The four-time Oscar nominee said he had no objection to playing a so-called “good German” in the film, even though he would have been on the other side of the war had he been born in an earlier era.
“There wasn’t a problem,” he said. “It’s [not] a bad thing to present the grey areas in the morality of the people who were involved in this conflict. And Bryan and Chris didn’t seek to present these characters, who have been in the German Army, as saintly or self-righteous in some sort of super-human way. It was a messy position [for the characters] to be in — difficult and dangerous. And so I think ‘good Germans’ is a sort of misnomer. It’s an absolutely understandable term to use, but these were people trying to do something in a difficult situation, not always easily, and it wasn’t a simple case of the black and white morality of it. I think a lot of compromises were made along the way simply to stay in the game [and] [having] a chance to do something about Hitler. The challenge of playing the character remained interestingly complex.”

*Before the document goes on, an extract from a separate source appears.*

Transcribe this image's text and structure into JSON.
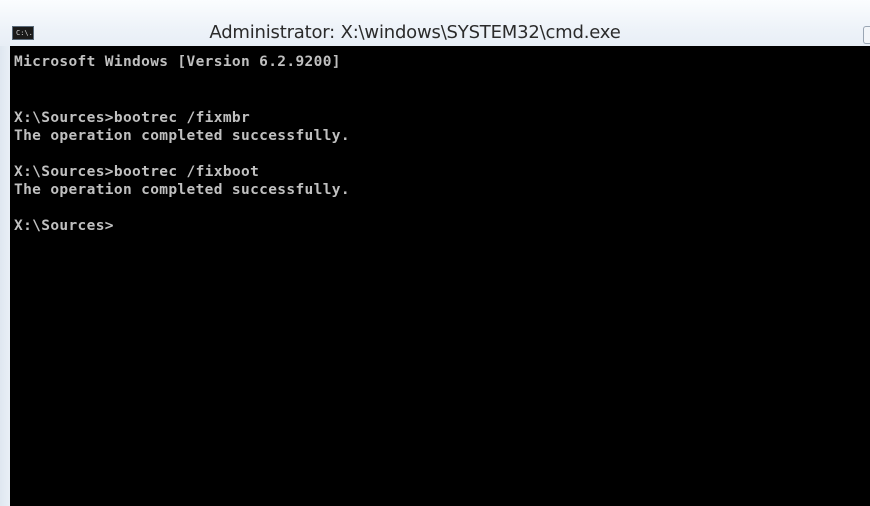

In illustrating how the film’s costumes and sets helped him get into character, Branagh recalled feeling a bit overwhelmed when he shared a scene one day with Nighy in a gymnasium filled with hundreds of young actors dressed as uniformed soldiers.
“There was an enormous volume of noise,” said Branagh. “The ceilings were very high and the swastikas were up. I remember the double doors open and suddenly I was hit by [it all.] I saw [Nighy] at the end and I was in the uniform, as well. That felt pretty weird. And then he started walking towards me and I [felt] like there’s some kind of time capsule thing going on here . . . Also, the thing that really got me was the youth of all these kids. They all had their hair cut and all looked so fresh-faced and so full of energy.”
Branagh was reminded of newsreel footage of Nazi rallies.
“Suddenly, we were in somewhere that was on the kind of scale that I’d seen in the newsreels, that had that kind of absolute understanding of how you persuade people to be part of your club,” he said. “Give them a great uniform, put them in Wembley Stadium, massive flags, organize them well, be very structured and then you have a lunatic at the head of it who can hypnotize [them].”
“That was the scene where Bryan put together something on the day, live,” recalled the actor. “[It] was very thrilling and chilling. It certainly brought it very strongly alive.”
“Valkyrie” opens nationwide Christmas Day.